I bought Alex Sanchez's Bait without knowing much about it. I was having a guilty moment in Barnes and Noble--One where I look at the pile of books that I'm about to purchase and realize that there's not a single one that's going to appeal to the teen boys in my classroom. So, I went back to the stacks and pulled this one out without even reading the back of the book. It looked masculine; that was all I needed at the time.

And, it's been sitting on my TBR shelf for sometime. I pulled it down to read this week after one of my make students asked when I was going to stock more "boyish" books. I felt guilty. So I read this one.

I am shocked at how amazing this book is. Shocked. It's so gritty, so real, so well-crafted. I cannot believe that I let it sit on my bookshelf at home for months. It's too good to not be read. It needs to be read. By boys and girls and people who work with teen boys. It's a must-read.

Actually, while reading this book I could not help but think of the recent Tyler Perry interview series with Oprah. In these interviews, Mr. Perry talked about the horrible physical and sexual abuse that he experienced as a young boy. This book is about this very subject. And, from Mr. Perry's descriptions to the way that the main character describes his guilt, anger and conflicting emotions in this book, this story rings true.

In this story, Diego is a sixteen year-old boy with anger to spare. He is constantly getting in fights and cannot control his anger, especially if someone dares to call him a gay or a "fag." He is so touchy that even his best friends are afraid of his unpredictable rages. When a fight lands him jail, Diego knows that he has to change. He meets a man named Mr. Vidas, a parole officer, and wants to spend more time with him. There's something calming about Mr. Vidas and Diego knows he needs to feel calm if he's ever going to work through his anger.

The relationship between Diego and Mr. Vidas takes a while to develop, but Diego quickly finds that he can tell Mr. Vidas anything--even the truth about what happened with his former stepfather and why Deigo feels the need to cut himself. As he shares more and more about his traumatic childhood and his suicidal thoughts, Diego starts to release his anger and feels like he's more in control of his emotions. Diego's recovery and healing are not completely finished by the time the book is over, but I had the impression that he was a changed person.

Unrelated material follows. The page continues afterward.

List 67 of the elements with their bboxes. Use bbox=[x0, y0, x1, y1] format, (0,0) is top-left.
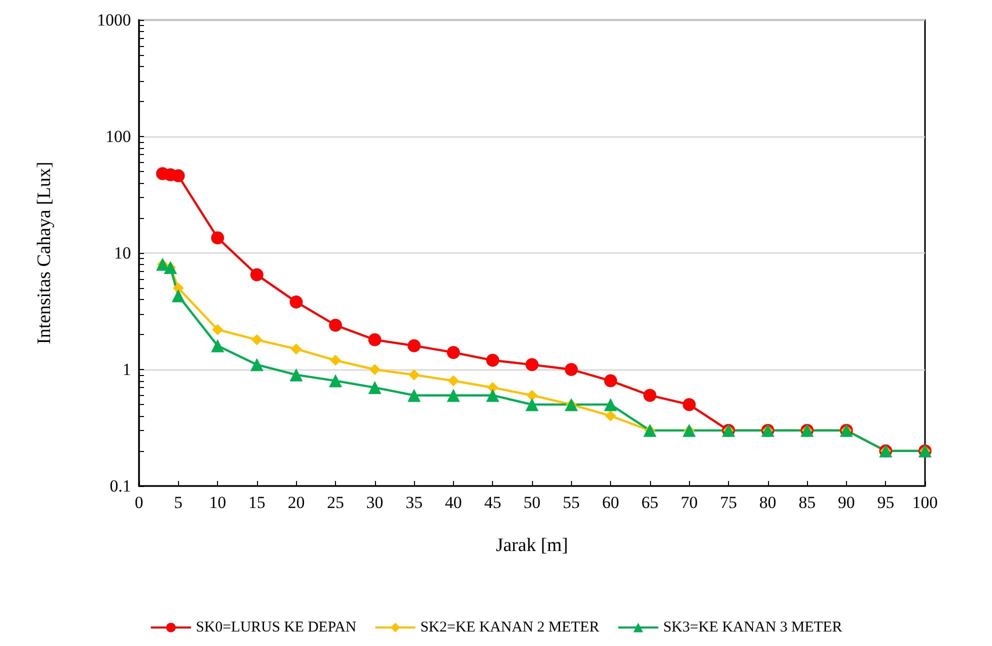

It's always difficult to talk with students about rape and sexual assault. I teach Laurie Halse Anderson's Speak and have guest speakers from our local non-profit organization come in and talk about the realities of these issues. But, there's a part of me that has always wished for a book that was aimed toward teen boys on this subject. It's almost like a taboo to talk about that fact that boys are sexually abused and assaulted. It's much more acceptable to talk about it happening to women and girls. I don't exactly know why this is, but I want to provide materials on this subject to the students in my classroom. Just in case. You never know when or how a book is going to change someone's life for the better.